The United States’ total tight oil “technically recoverable unproved resources” are estimated at between 23 and 34.6 billion barrels (assuming that 13.7 billion barrels can be produced from the Monterey play). “Although significant,” writes Hughes, “this is hardly cause for celebrating US ‘energy independence,’ as it represents somewhere between three and four years of consumption, even if it all could be recovered—which would take decades.”

Will the Rest of the World Get Fracked?

Some fracking boosters claim that the United States is merely the thin end of a wedge, and that the same technology that opened up the Barnett and Bakken will soon liberate oil and natural gas from similar reservoirs in China, Europe, and elsewhere. How likely is this?

The US fracking boom is several years old now, and so far little shale gas or tight oil production is occurring in other parts of the world. This could simply be a problem of timing: perhaps the rest of the world will eventually catch up with North America. On the other hand, there could be fundamental barriers to the widespread application of fracking technology outside the United States. Let’s explore the factors at work and see whether they support an expectation of worldwide shale gas and tight oil abundance.

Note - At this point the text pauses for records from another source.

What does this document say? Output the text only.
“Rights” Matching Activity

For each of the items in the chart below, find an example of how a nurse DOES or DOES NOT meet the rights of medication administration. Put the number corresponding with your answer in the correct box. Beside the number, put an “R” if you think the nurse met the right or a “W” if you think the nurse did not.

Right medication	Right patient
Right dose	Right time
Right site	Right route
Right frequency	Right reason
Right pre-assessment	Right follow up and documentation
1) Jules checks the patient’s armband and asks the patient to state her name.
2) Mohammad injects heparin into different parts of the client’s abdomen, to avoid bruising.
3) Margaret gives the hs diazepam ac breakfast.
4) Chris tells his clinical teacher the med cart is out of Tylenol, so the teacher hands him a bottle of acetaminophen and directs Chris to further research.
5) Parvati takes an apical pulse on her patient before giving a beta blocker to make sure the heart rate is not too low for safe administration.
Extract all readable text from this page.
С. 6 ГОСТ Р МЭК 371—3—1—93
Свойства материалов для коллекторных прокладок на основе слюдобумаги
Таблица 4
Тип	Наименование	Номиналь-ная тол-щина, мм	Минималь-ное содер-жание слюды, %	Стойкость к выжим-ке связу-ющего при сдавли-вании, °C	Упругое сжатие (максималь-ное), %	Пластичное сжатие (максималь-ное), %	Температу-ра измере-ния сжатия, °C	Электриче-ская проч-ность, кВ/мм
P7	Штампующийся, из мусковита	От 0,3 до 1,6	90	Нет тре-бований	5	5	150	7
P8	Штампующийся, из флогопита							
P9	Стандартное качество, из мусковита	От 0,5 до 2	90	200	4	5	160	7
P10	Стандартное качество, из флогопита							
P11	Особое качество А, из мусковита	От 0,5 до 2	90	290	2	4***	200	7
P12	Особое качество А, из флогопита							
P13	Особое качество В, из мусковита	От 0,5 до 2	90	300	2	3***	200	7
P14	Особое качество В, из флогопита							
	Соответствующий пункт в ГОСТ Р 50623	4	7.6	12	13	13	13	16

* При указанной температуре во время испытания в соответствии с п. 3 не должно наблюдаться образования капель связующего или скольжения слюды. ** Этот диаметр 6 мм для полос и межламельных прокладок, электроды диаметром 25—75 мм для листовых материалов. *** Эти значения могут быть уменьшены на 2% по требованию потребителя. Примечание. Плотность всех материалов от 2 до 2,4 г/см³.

Some countries have banned, tightly regulated, or put off fracking for environmental reasons. Outright bans have been enacted in France, Luxembourg, and Bulgaria. In Germany, Poland, and the United Kingdom, tight regulations constrain drillers. Throughout most of Europe there is strong public opposition to fracking on environmental grounds. Whether these are temporary or persisting impediments to industry development will depend on forthcoming revelations about the environmental safety of fracking, and on industry efforts to address the problems. As we’ll see in Chapter 4, the impacts to air quality, water quality, and climate from shale gas and tight oil production are hardly trivial.